Ningún prejuicio, en cambio, estorbó la apoteosis de Emilio de Justo y su puerta grande del sábado, tan bien ganada como la oreja que le cortó El Juli al excelente abreplaza de Domingo Hernández, cuyo lote flojo le correspondió al sevillano Juan Ortega, que se tuvo que conformar con muestras homeopáticas de buen arte. 

Y a tono con los usos y costumbres venteños, dos novilladas con cuajo de corridas de toros. La primera, de Fuente Ymbro, les vino grande a los tres integrantes del cartel, así haya cortado Manuel Diosleguarde –que naturalmente no se apellida así la primera oreja de la feria.

En la del viernes último se presentaba ante la cátedra matristense el tercer miembro de la hidrocálida familia Adame, Alejandro, y el caso es que hizo lo más torero de la tarde por desenvoltura, ligazón y clase. Fue con el tercero de López Gibaja, único que metió la cabeza con cierta derechura. Lo del mexicano tuvo sabor y temple, pero al final tuvo que echar mano del descabello, falló de primeras y se tuvo que conformar con saludar desde el tercio la única ovación fuerte del festejo, pues sus alternantes Alejandro Fermín y Andrés Olmos se fueron en blanco.

Lo mejor es que el tercero de los Adame toreros enseñó intuición, decisión y, lo más importante, un incipiente sello propio. Por lo que hace a la notable dinastía aguascalentense, el toreo, en México, estaría a buen resguardo. Pero…  
Invierno en México. Mientras en España los actores y factores de la Fiesta se combinaban para representar la parábola del superviviente con todos sus excesos triunfalistas, incluso bajo la forma de ese aparente antitriunfalismo característico de Las Ventas, nuestro país ha puesto en evidencia la triste resignación del derrotado de antemano.

No hay en esto sorpresa, lo que estamos viendo –lo que no estamos viendo– es un vacío que la pandemia agudizó pero en realidad viene de lejos. Hace poco más de medio siglo, Dominguito "Dominguín", contemplando los repletos graderíos de La México una de tantas tardes de lleno absoluto en Temporada Grande, expresaba su admiración por una afición "que ama tan apasionadamente su Fiesta que no le importan las atrocidades que acostumbran cometer en su contra las empresas de este país". Aguda observación que, por desgracia, tenía fecha de caducidad, algo que por entonces nadie sospecharía.

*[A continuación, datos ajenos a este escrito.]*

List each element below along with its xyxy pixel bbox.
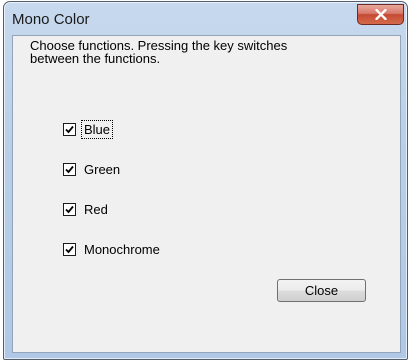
checkmark-icon xyxy=(65,205,74,213)
option-label-green: Green xyxy=(84,161,121,177)
window-title: Mono Color xyxy=(12,11,90,28)
option-monochrome[interactable]: Monochrome xyxy=(63,240,161,258)
checkbox-monochrome[interactable] xyxy=(63,242,76,256)
checkmark-icon xyxy=(65,165,74,173)
checkmark-icon xyxy=(65,125,74,133)
instruction-text: Choose functions. Pressing the key switc… xyxy=(30,38,288,66)
checkmark-icon xyxy=(65,245,74,253)
dialog-window: Mono Color Choose functions. Pressing th… xyxy=(3,1,408,360)
close-button[interactable]: Close xyxy=(277,279,366,302)
close-x-icon xyxy=(374,9,387,20)
option-green[interactable]: Green xyxy=(63,160,121,178)
checkbox-green[interactable] xyxy=(63,162,76,176)
option-label-blue: Blue xyxy=(80,119,114,139)
option-red[interactable]: Red xyxy=(63,200,109,218)
window-close-button[interactable] xyxy=(357,4,404,25)
title-bar[interactable]: Mono Color xyxy=(4,2,407,36)
option-blue[interactable]: Blue xyxy=(63,119,114,139)
checkbox-blue[interactable] xyxy=(63,122,76,136)
option-label-red: Red xyxy=(84,201,108,217)
option-label-monochrome: Monochrome xyxy=(84,241,160,257)
dialog-client-area xyxy=(12,35,401,353)
checkbox-red[interactable] xyxy=(63,202,76,216)
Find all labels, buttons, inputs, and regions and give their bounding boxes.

La decadencia empezó con el desbravamiento del ganado –años 80: el post toro de lidia mexicano al acecho–, pero el tiro de gracia iba a asestarlo, efectivamente, una empresa capaz de empeorar todos los antecedentes, la misma que mantuvo bajo su control el coso de Insurgentes durante 23 larguísimos años durante los cuales sometió a una torería progresivamente apocada y disminuida, cultivó un entreguismo que increíblemente convertiría a México en un enclave colonial más a la manera sudamericana, y acabó por alejar, aburrido o asqueado, al aficionado aquel del que hablaba con admiración Domingo González Lucas mientras paseaba la vista, alguna tarde de los años 50, por los repletos tendidos de la Monumental.

Los usos y costumbres monopólicos, el malinchismo exacerbado, la autorregulación llevada al absurdo, el profundo desdén por el aficionado y por la Fiesta, he aquí las verdaderas causas del invierno de la Fiesta en México.
Y, como contraste, la lucha por sacarla a flote que, con las reservas del caso, se está dando este otoño en España.

Colofón

Tres años sin Talavante son muchos años. Uno y ocho meses sin toros en La México son una eternidad.